Los Howell se dieron cuenta de la fechoría de su hija cuando el padre recibió en su teléfono móvil un aviso de su banco por el que le cargaban 220 euros en una compra realizada en Amazon. Extrañado por lo ocurrido, preguntó a su mujer, que negó los hechos.

This is Bethany Howell from Little Rock, Arkansas, and her 6-year-old daughter, Ashlynd.

“En un primer momento pensamos que nos habían hackeado. Pero tras ver la lista de los objetos comprados, nos dimos cuenta de quién había sido la compradora“, asegura Bethany en el mismo medio.

Y la lista no dejaba lugar a la duda. La ‘ladrona’ había pedido 13 juguetes de Pokémon -su máxima obsesión- y el paquete tenía como destino el hogar de los Howell.

Al día siguiente, Bethany preguntó a Ashlynd por su acción y la niña, sin mostrar ningún tipo de arrepentimiento confesó: “sí mamá, todo lo compré yo. Pero no te preocupes, que nos lo mandan a casa”.
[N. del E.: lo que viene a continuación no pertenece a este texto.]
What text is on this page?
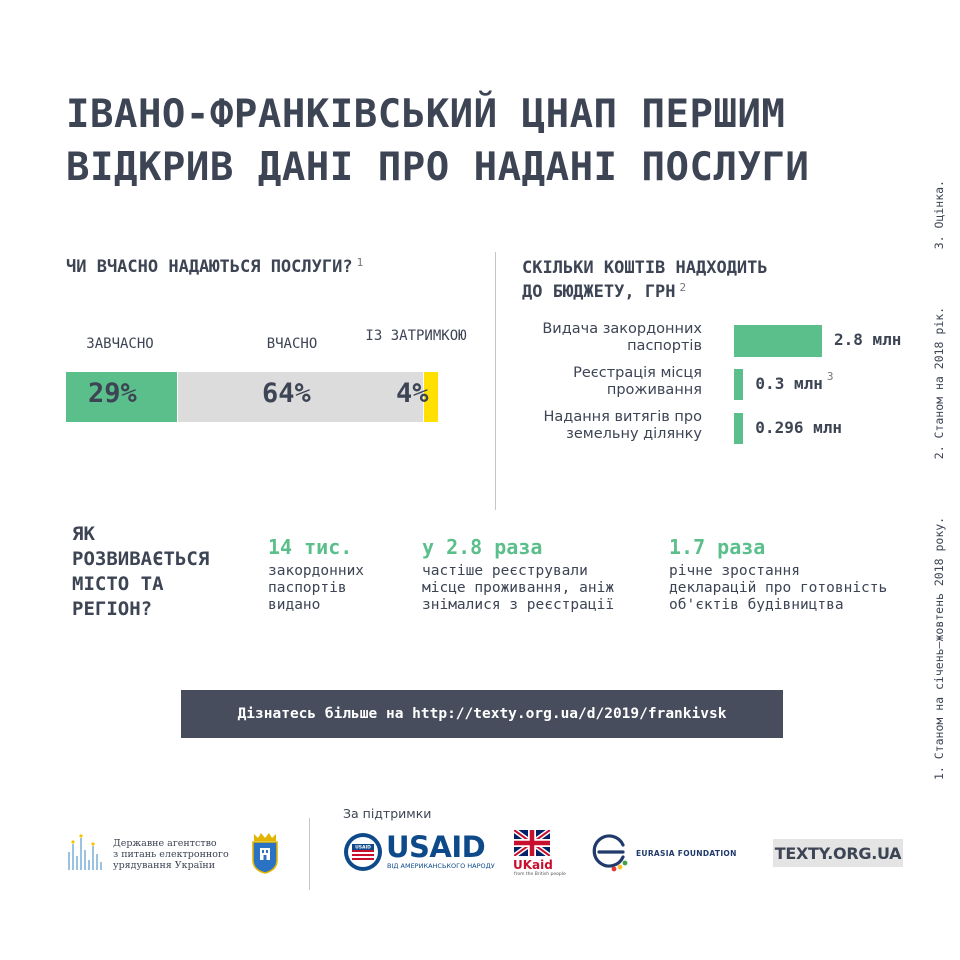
ІВАНО-ФРАНКІВСЬКИЙ ЦНАП ПЕРШИМ
ВІДКРИВ ДАНІ ПРО НАДАНІ ПОСЛУГИ
1. Станом на січень–жовтень 2018 року.
2. Станом на 2018 рік.
3. Оцінка.
ЧИ ВЧАСНО НАДАЮТЬСЯ ПОСЛУГИ? $^1$
ЗАВЧАСНО	ВЧАСНО	ІЗ ЗАТРИМКОЮ
29%	64%	4%
СКІЛЬКИ КОШТІВ НАДХОДИТЬ
ДО БЮДЖЕТУ, ГРН $^2$
Видача закордонних
паспортів	2.8 млн
Реєстрація місця
проживання	0.3 млн $^3$
Надання витягів про
земельну ділянку	0.296 млн
ЯК
РОЗВИВАЄТЬСЯ
МІСТО ТА
РЕГІОН?
14 тис.
закордонних
паспортів
видано
у 2.8 раза
частіше реєстрували
місце проживання, аніж
знімалися з реєстрації
1.7 раза
річне зростання
декларацій про готовність
об'єктів будівництва
Дізнатесь більше на http://texty.org.ua/d/2019/frankivsk
За підтримки
Державне агентство
з питань електронного
урядування України
USAID USAID
ВІД АМЕРИКАНСЬКОГО НАРОДУ UKaid
from the British people
EURASIA FOUNDATION TEXTY.ORG.UA
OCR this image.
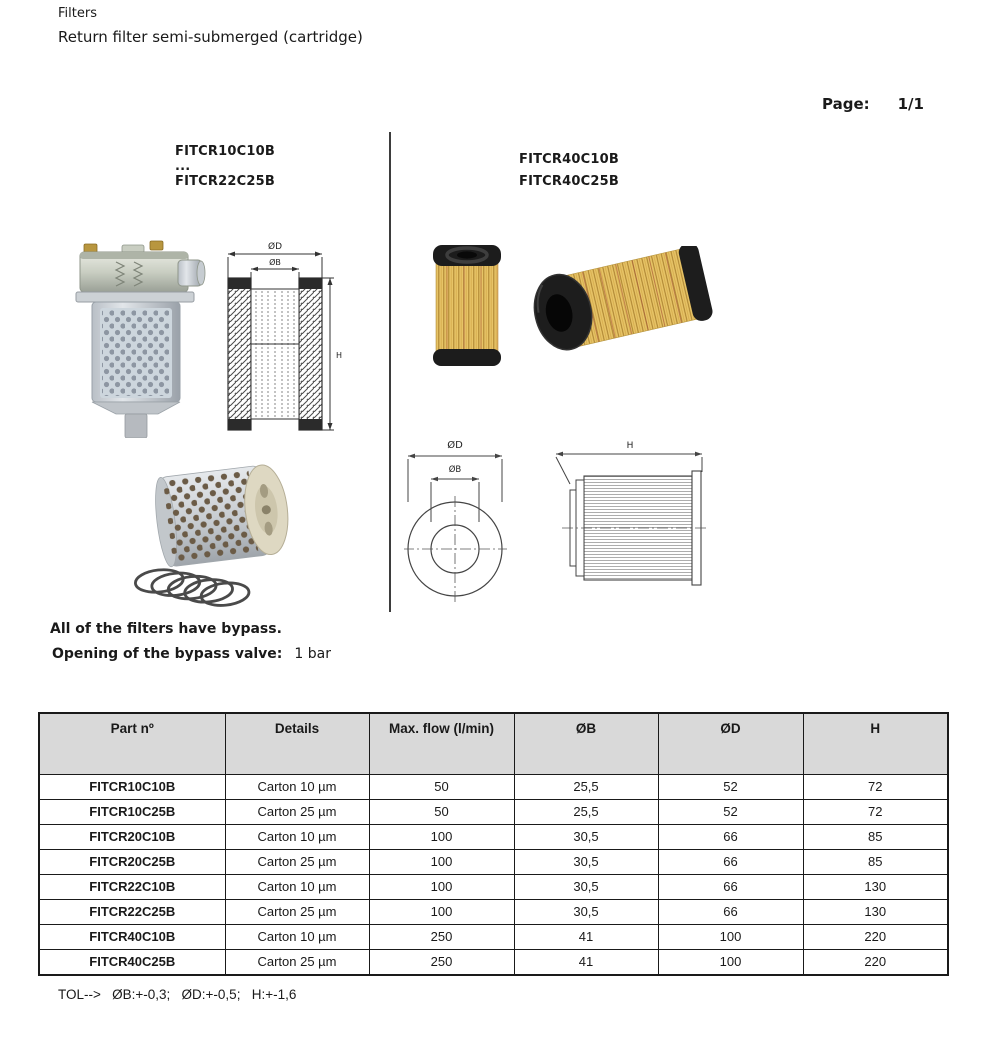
Filters
Return filter semi-submerged (cartridge)
Page: 1/1
FITCR10C10B
...
FITCR22C25B
FITCR40C10B
FITCR40C25B
ØD
ØB
H
ØD
ØB
H
All of the filters have bypass.
Opening of the bypass valve: 1 bar
Part nº	Details	Max. flow (l/min)	ØB	ØD	H
FITCR10C10B	Carton 10 µm	50	25,5	52	72
FITCR10C25B	Carton 25 µm	50	25,5	52	72
FITCR20C10B	Carton 10 µm	100	30,5	66	85
FITCR20C25B	Carton 25 µm	100	30,5	66	85
FITCR22C10B	Carton 10 µm	100	30,5	66	130
FITCR22C25B	Carton 25 µm	100	30,5	66	130
FITCR40C10B	Carton 10 µm	250	41	100	220
FITCR40C25B	Carton 25 µm	250	41	100	220
TOL-->   ØB:+-0,3;   ØD:+-0,5;   H:+-1,6
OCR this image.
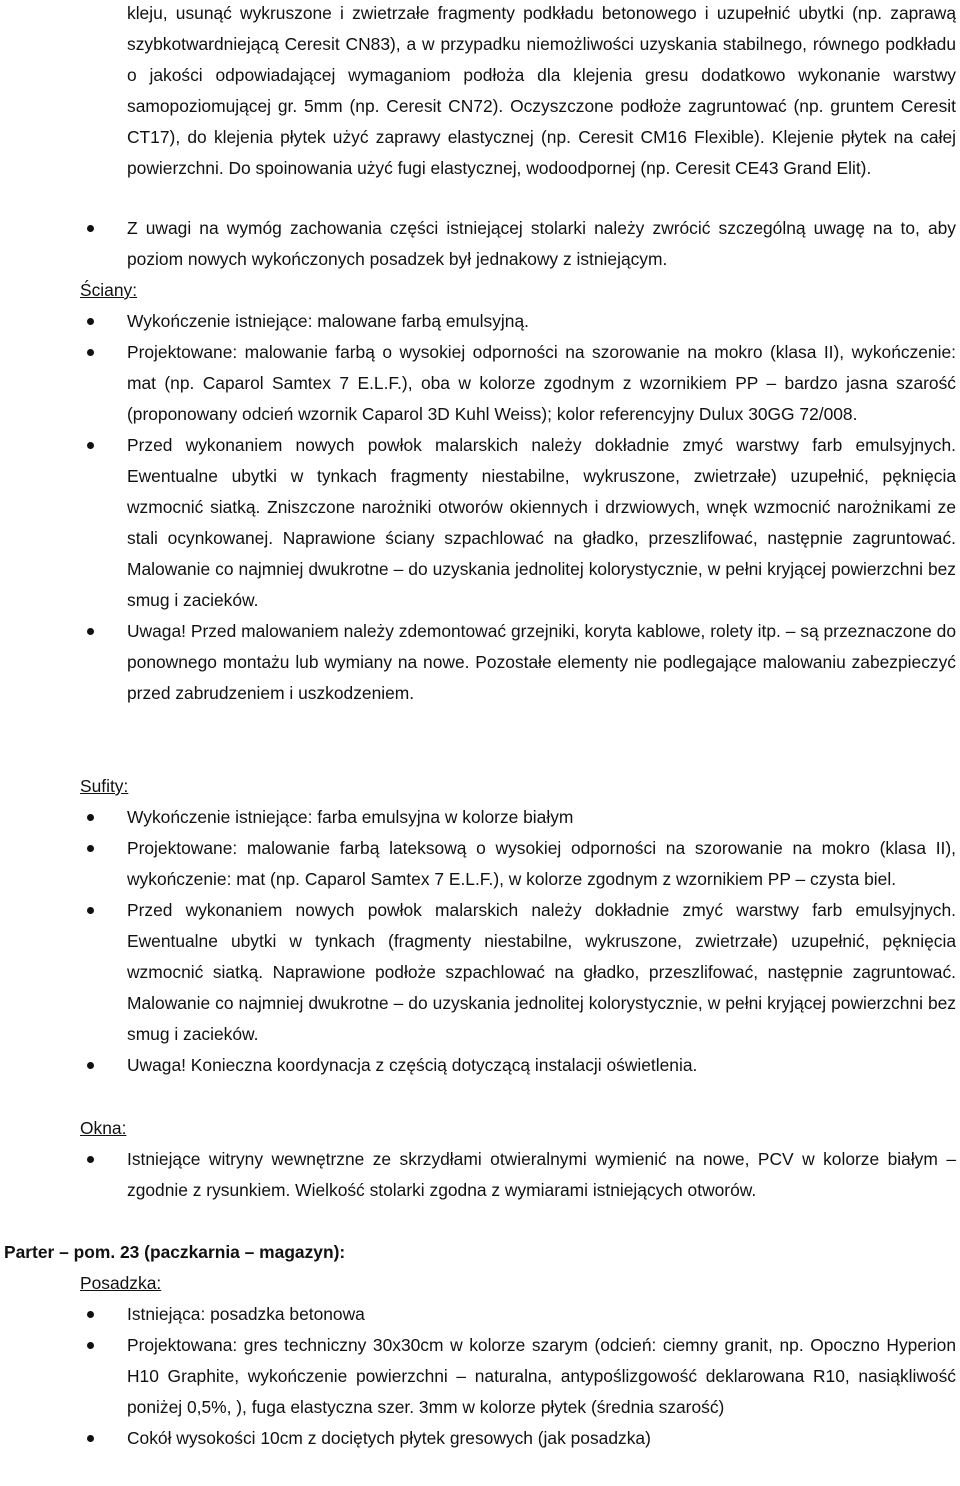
kleju, usunąć wykruszone i zwietrzałe fragmenty podkładu betonowego i uzupełnić ubytki (np. zaprawą szybkotwardniejącą Ceresit CN83), a w przypadku niemożliwości uzyskania stabilnego, równego podkładu o jakości odpowiadającej wymaganiom podłoża dla klejenia gresu dodatkowo wykonanie warstwy samopoziomującej gr. 5mm (np. Ceresit CN72). Oczyszczone podłoże zagruntować (np. gruntem Ceresit CT17), do klejenia płytek użyć zaprawy elastycznej (np. Ceresit CM16 Flexible). Klejenie płytek na całej powierzchni. Do spoinowania użyć fugi elastycznej, wodoodpornej (np. Ceresit CE43 Grand Elit).
Z uwagi na wymóg zachowania części istniejącej stolarki należy zwrócić szczególną uwagę na to, aby poziom nowych wykończonych posadzek był jednakowy z istniejącym.
Ściany:
Wykończenie istniejące: malowane farbą emulsyjną.
Projektowane: malowanie farbą o wysokiej odporności na szorowanie na mokro (klasa II), wykończenie: mat (np. Caparol Samtex 7 E.L.F.), oba w kolorze zgodnym z wzornikiem PP – bardzo jasna szarość (proponowany odcień wzornik Caparol 3D Kuhl Weiss); kolor referencyjny Dulux 30GG 72/008.
Przed wykonaniem nowych powłok malarskich należy dokładnie zmyć warstwy farb emulsyjnych. Ewentualne ubytki w tynkach fragmenty niestabilne, wykruszone, zwietrzałe) uzupełnić, pęknięcia wzmocnić siatką. Zniszczone narożniki otworów okiennych i drzwiowych, wnęk wzmocnić narożnikami ze stali ocynkowanej. Naprawione ściany szpachlować na gładko, przeszlifować, następnie zagruntować. Malowanie co najmniej dwukrotne – do uzyskania jednolitej kolorystycznie, w pełni kryjącej powierzchni bez smug i zacieków.
Uwaga! Przed malowaniem należy zdemontować grzejniki, koryta kablowe, rolety itp. – są przeznaczone do ponownego montażu lub wymiany na nowe. Pozostałe elementy nie podlegające malowaniu zabezpieczyć przed zabrudzeniem i uszkodzeniem.
Sufity:
Wykończenie istniejące: farba emulsyjna w kolorze białym
Projektowane: malowanie farbą lateksową o wysokiej odporności na szorowanie na mokro (klasa II), wykończenie: mat (np. Caparol Samtex 7 E.L.F.), w kolorze zgodnym z wzornikiem PP – czysta biel.
Przed wykonaniem nowych powłok malarskich należy dokładnie zmyć warstwy farb emulsyjnych. Ewentualne ubytki w tynkach (fragmenty niestabilne, wykruszone, zwietrzałe) uzupełnić, pęknięcia wzmocnić siatką. Naprawione podłoże szpachlować na gładko, przeszlifować, następnie zagruntować. Malowanie co najmniej dwukrotne – do uzyskania jednolitej kolorystycznie, w pełni kryjącej powierzchni bez smug i zacieków.
Uwaga! Konieczna koordynacja z częścią dotyczącą instalacji oświetlenia.
Okna:
Istniejące witryny wewnętrzne ze skrzydłami otwieralnymi wymienić na nowe, PCV w kolorze białym – zgodnie z rysunkiem. Wielkość stolarki zgodna z wymiarami istniejących otworów.
Parter – pom. 23 (paczkarnia – magazyn):
Posadzka:
Istniejąca: posadzka betonowa
Projektowana: gres techniczny 30x30cm w kolorze szarym (odcień: ciemny granit, np. Opoczno Hyperion H10 Graphite, wykończenie powierzchni – naturalna, antypoślizgowość deklarowana R10, nasiąkliwość poniżej 0,5%, ), fuga elastyczna szer. 3mm w kolorze płytek (średnia szarość)
Cokół wysokości 10cm z dociętych płytek gresowych (jak posadzka)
Cuando se interesó por la forma en la que se había producido el ‘robo’, la niña explicó que simplemente había cogido el móvil y había utilizado el dedo de su madre. 

Una trastada que finalmente le ha salido bien a la niña, porque solo 4 de los 13 juguetes podían ser devueltos. Su único problema ahora -además de que sus padres han cambiado la configuración de la app de Amazon para que no se vuelva a repetir la jugada- es que se ha quedado sin regalos de Navidad: ya los compró todos ella por adelantado.